Chinese issuers made plenty of noise in Q317 too, with three of the largest IPOs in the US during the three-month window through to September 30 coming out of China. Within this, another Alibaba-backed firm went public: the USD450mn IPO of delivery firm Best which had originally filed to raise USD1bn, but ended up raising less than half that amount. Like Qudian, Best has also enjoyed success in the aftermarket following its September 19 float and saw its stock climb by a relatively modest 5.2% on its debut before then later jumping up by 19.7% by the close of the third-quarter - data from Renaissance Capital shows. In our view, this suggests that US investors still remain hungry to buy into the Chinese growth story, a 'pull' factor which is, in itself, luring potential Chinese Mainland issuers across to US exchanges once more.

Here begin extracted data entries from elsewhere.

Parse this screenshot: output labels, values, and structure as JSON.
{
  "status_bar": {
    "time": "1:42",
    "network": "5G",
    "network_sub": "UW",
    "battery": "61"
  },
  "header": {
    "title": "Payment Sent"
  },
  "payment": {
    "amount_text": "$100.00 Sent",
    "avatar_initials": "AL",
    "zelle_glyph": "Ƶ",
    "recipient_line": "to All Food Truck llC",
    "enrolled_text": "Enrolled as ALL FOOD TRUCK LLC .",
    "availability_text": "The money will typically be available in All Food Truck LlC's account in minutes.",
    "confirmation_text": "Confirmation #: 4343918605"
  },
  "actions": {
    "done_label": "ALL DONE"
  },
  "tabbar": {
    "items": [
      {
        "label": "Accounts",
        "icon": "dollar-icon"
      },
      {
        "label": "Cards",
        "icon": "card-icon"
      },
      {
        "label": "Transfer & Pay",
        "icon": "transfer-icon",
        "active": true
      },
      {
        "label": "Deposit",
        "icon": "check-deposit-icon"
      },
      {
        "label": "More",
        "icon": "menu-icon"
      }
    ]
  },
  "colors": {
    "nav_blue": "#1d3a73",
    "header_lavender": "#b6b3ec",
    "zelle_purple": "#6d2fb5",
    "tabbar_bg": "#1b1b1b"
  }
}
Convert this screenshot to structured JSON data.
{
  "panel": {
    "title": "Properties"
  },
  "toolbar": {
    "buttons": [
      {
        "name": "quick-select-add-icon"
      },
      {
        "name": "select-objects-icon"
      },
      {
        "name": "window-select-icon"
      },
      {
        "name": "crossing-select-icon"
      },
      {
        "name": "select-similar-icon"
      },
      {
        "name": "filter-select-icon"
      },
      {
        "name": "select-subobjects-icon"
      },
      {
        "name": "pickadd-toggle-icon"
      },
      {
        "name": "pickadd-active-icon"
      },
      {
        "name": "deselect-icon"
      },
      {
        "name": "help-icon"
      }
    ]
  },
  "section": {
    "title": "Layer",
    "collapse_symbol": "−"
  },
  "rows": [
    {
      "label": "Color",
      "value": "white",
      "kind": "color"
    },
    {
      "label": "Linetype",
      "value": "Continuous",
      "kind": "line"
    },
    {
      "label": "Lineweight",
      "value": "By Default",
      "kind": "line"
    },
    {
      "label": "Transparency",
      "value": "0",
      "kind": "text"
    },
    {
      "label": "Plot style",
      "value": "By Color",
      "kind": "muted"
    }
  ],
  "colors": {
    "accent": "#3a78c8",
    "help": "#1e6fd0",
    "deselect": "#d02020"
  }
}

There are, of course, exceptions to the rule, and online luxury retailer Secoo's pricing of its September 21 float at just above the midpoint of its proposed range represented just that. With its stock down by as much as 23.1% in the one-day aftermarket following its USD111mn listing, the firms holds the unwanted title of having the worst US public market debut for a Chinese company in almost seven years. And the trouble did not stop there: by the end of Q317, its share price was lower still at a level of 31.5%. By and large, however, Chinese floats in the US have seen their stock become sought after by ecm investors both during the listing process and in the aftermarket.

Tech In Focus

Moreover, we highlight that the deal also shows a renewed hunger for high-growth, tech-linked deals, with both investors and potential issuers hoping to enjoy the same success that Alibaba has on US public bourses. Indeed, Alibaba's y-t-d return of 96% shows both potential issuers and investors what could be achieved. Indeed, at a time when US venture capital (VC) firms are failing to record floats, their Chinese counterparts are making up the numbers, driven by Beijing's strengthening support of the sector. We point to the sector being given a real boost back in February 2017 when China's 13th Five Year plan was released, which will be guiding the country's growth over the second half of the decade to 2020. The latest Five-Year Plan sees China aiming to restructure the economy towards a consumption-based one, led by the high-tech sector. Within this, we highlight a strengthening focus on innovation which has, in turn, fuelled the growth of the local and burgeoning VC industry. As such, we expect the sector to not only be a key driver for the Chinese economy over the coming years, but also a further contributor of Chinese floats in the US for deals going forward too ( see ' China ' s IPO Run To Slow After CSRC Intervention ' , June 7 2017). We highlight that among the deals looking to potentially follow in Qudian's recent footsteps are wealth management platform Jianpu Technology, which is reportedly targeting a USD200mn float, and online marketplace lender Dianrong, fellow online lender Lexin.com, and Lu.com, which are all considering filing with the SEC to go public in the US next year.